De verscheidenheid in de puntengewichten en de OBE’s is groot. Het maakt voor een hogeschool budgettair heel veel uit of ze veel studenten OBE 1 of 1,2, dan wel studenten met een OBE van 1,6 heeft. De vaststelling is dan inderdaad dat het puntengewicht voor de STEM-opleidingen die zich in de studiegebieden handelswetenschappen en bedrijfskunde en industriële wetenschappen en technologie situeren, aanzienlijk lager is in vergelijking met de puntengewichten van de andere studiegebieden.
Zoals u zelf ook gezegd hebt, zijn de huidige puntengewichten historisch bepaald. Sowieso denk ik dat het onontbeerlijk is dat, als je die budgettaire evenwichten wilt herstellen, je dat met bijkomende financiële middelen doet omdat je anders heel ingrijpende verschuivingen tussen de hogescholen gaat krijgen. Ook nu is er al een aanzienlijk verschil tussen de financiering per student, afhankelijk van de portfolio aan studierichtingen die een instelling aanbiedt.
Met de inkanteling en de uitrol van de graduaatsopleidingen dringt er zich zeker een herziening van de financiering binnen het hoger onderwijs op. Een aanpassing van de puntengewichten zal daar sowieso deel van moeten uitmaken. Dat dit een prioriteit is voor de toekomst, merk je ook aan standpunten in de respectievelijke memoranda, die vrij eensgezind zijn als het daarover gaat.
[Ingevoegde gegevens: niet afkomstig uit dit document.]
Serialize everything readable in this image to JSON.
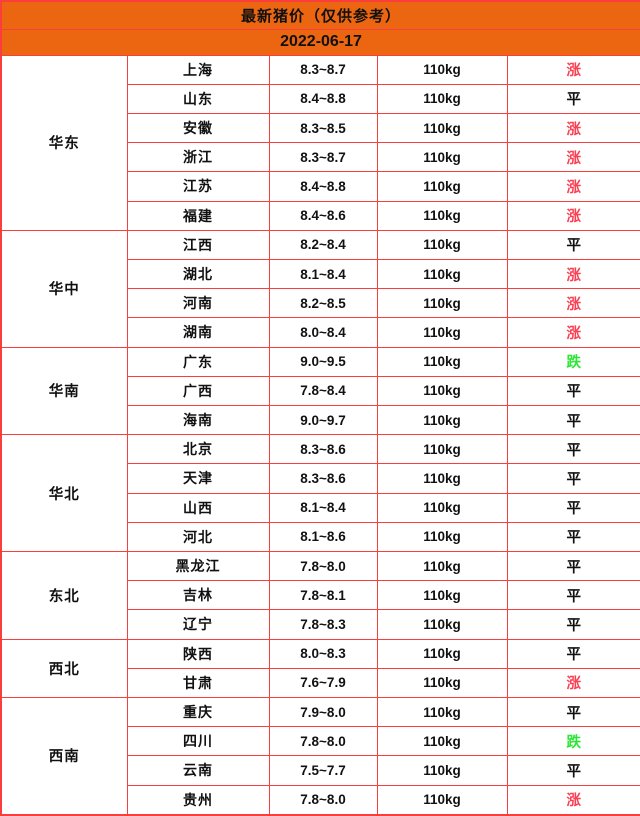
{
  "header": {
    "title": "最新猪价（仅供参考）",
    "date": "2022-06-17"
  },
  "colors": {
    "border": "#fa3e3e",
    "header_bg": "#ec6611",
    "trend_up": "#fb4053",
    "trend_down": "#2ee437",
    "text": "#111111"
  },
  "table": {
    "trend_legend": {
      "up": "涨",
      "down": "跌",
      "flat": "平"
    },
    "groups": [
      {
        "region": "华东",
        "rows": [
          {
            "province": "上海",
            "price": "8.3~8.7",
            "weight": "110kg",
            "trend": "涨"
          },
          {
            "province": "山东",
            "price": "8.4~8.8",
            "weight": "110kg",
            "trend": "平"
          },
          {
            "province": "安徽",
            "price": "8.3~8.5",
            "weight": "110kg",
            "trend": "涨"
          },
          {
            "province": "浙江",
            "price": "8.3~8.7",
            "weight": "110kg",
            "trend": "涨"
          },
          {
            "province": "江苏",
            "price": "8.4~8.8",
            "weight": "110kg",
            "trend": "涨"
          },
          {
            "province": "福建",
            "price": "8.4~8.6",
            "weight": "110kg",
            "trend": "涨"
          }
        ]
      },
      {
        "region": "华中",
        "rows": [
          {
            "province": "江西",
            "price": "8.2~8.4",
            "weight": "110kg",
            "trend": "平"
          },
          {
            "province": "湖北",
            "price": "8.1~8.4",
            "weight": "110kg",
            "trend": "涨"
          },
          {
            "province": "河南",
            "price": "8.2~8.5",
            "weight": "110kg",
            "trend": "涨"
          },
          {
            "province": "湖南",
            "price": "8.0~8.4",
            "weight": "110kg",
            "trend": "涨"
          }
        ]
      },
      {
        "region": "华南",
        "rows": [
          {
            "province": "广东",
            "price": "9.0~9.5",
            "weight": "110kg",
            "trend": "跌"
          },
          {
            "province": "广西",
            "price": "7.8~8.4",
            "weight": "110kg",
            "trend": "平"
          },
          {
            "province": "海南",
            "price": "9.0~9.7",
            "weight": "110kg",
            "trend": "平"
          }
        ]
      },
      {
        "region": "华北",
        "rows": [
          {
            "province": "北京",
            "price": "8.3~8.6",
            "weight": "110kg",
            "trend": "平"
          },
          {
            "province": "天津",
            "price": "8.3~8.6",
            "weight": "110kg",
            "trend": "平"
          },
          {
            "province": "山西",
            "price": "8.1~8.4",
            "weight": "110kg",
            "trend": "平"
          },
          {
            "province": "河北",
            "price": "8.1~8.6",
            "weight": "110kg",
            "trend": "平"
          }
        ]
      },
      {
        "region": "东北",
        "rows": [
          {
            "province": "黑龙江",
            "price": "7.8~8.0",
            "weight": "110kg",
            "trend": "平"
          },
          {
            "province": "吉林",
            "price": "7.8~8.1",
            "weight": "110kg",
            "trend": "平"
          },
          {
            "province": "辽宁",
            "price": "7.8~8.3",
            "weight": "110kg",
            "trend": "平"
          }
        ]
      },
      {
        "region": "西北",
        "rows": [
          {
            "province": "陕西",
            "price": "8.0~8.3",
            "weight": "110kg",
            "trend": "平"
          },
          {
            "province": "甘肃",
            "price": "7.6~7.9",
            "weight": "110kg",
            "trend": "涨"
          }
        ]
      },
      {
        "region": "西南",
        "rows": [
          {
            "province": "重庆",
            "price": "7.9~8.0",
            "weight": "110kg",
            "trend": "平"
          },
          {
            "province": "四川",
            "price": "7.8~8.0",
            "weight": "110kg",
            "trend": "跌"
          },
          {
            "province": "云南",
            "price": "7.5~7.7",
            "weight": "110kg",
            "trend": "平"
          },
          {
            "province": "贵州",
            "price": "7.8~8.0",
            "weight": "110kg",
            "trend": "涨"
          }
        ]
      }
    ]
  }
}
De hoofdkwestie is echter dat dit volgens mij gepaard zal moeten gaan met extra middelen.
De heer Daniëls heeft het woord.
Minister, dank u wel. Ik vind het goed dat u inderdaad aangeeft dat er een historisch gegroeid iets is en dat we ervoor moeten opletten dat instellingen in een sector waar we ambitie en studenten nodig hebben, net opleidingen gaan indienen in een OBE-segment (onderwijsbelastingseenheid) dat hoger ligt, om op die manier middelen te genereren. Dat moeten we absoluut vermijden. Ik hoop dat daar ook naar wordt gekeken op het moment dat instellingen nieuwe opleidingen aanvragen, want de ware doelstelling is macrodoelmatigheid, wat natuurlijk meer is dan alleen de instelling, al begrijp ik natuurlijk van een aantal wel de achtergrond.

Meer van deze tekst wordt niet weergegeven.